Two years ago I lost some weight. All up about 60 pounds. I could finally shop in 'normal' shops and I was looking fine Seriously. Never before had I liked myself. Never before had I felt good about being alive. It took a lot of work, and and lot of sweat, but I did it. And I swore I wouldn't go back. I wouldn't stop going to the gym. I wouldn't gain the wieght back.
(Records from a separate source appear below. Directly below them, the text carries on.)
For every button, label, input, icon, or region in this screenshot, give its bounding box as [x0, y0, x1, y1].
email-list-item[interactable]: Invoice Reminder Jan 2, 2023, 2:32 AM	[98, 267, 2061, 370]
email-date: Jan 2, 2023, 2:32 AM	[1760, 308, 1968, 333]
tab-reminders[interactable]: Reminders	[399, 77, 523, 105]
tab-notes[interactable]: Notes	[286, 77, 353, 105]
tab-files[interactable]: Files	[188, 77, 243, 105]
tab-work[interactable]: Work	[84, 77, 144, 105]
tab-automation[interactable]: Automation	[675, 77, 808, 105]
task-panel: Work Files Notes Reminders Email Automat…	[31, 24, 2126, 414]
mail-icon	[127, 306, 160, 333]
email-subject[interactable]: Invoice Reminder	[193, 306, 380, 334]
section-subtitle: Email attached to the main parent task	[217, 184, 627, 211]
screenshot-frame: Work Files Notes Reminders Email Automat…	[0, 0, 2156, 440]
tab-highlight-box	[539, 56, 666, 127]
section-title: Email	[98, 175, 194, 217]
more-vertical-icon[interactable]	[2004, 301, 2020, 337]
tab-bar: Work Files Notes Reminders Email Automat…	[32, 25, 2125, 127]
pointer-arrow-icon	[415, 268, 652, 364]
So what the fuck happened??

I haven't gained all of it back (thank christ for that), but I have gained a fair bit of it back. And all on my tummy. The bastard of it. I can't get myself to walk past the gym, let alone go in. I didn't think I had gotten that bad until I went shopping on my holiday. The pants still fit good, but the tops... notsomuch. And it doesn't help that the fashion these days is to wear everything tight. For the record, even at my thinnest I didn't like people being able to tell what I had for breakfast just by looking at me. So today I'm back at it. Whatever the fuck it is. Writing down what I eat, making sure I drink enough water, and at the very least going walking instead of using the car today.

Although a part of me does know what happened that I let myself go back to my bad habits. Even though I lost the weight, nothing changed in my life. Even though I looked great, and felt great, and had so much confidence in myself nothing happened. No hunk of man meat declared undying lust for me. My job didn't amazingly improve. I was still the same. And I don't know why, but I had always thought "If I weigh x then my life will be better." or "It's because I'm y that no one loves me." When weight really had nothing to do with it. Damn it all.

Can someone please invent a time machine so we can all go back to a time when you weren't defined by the weight you're not?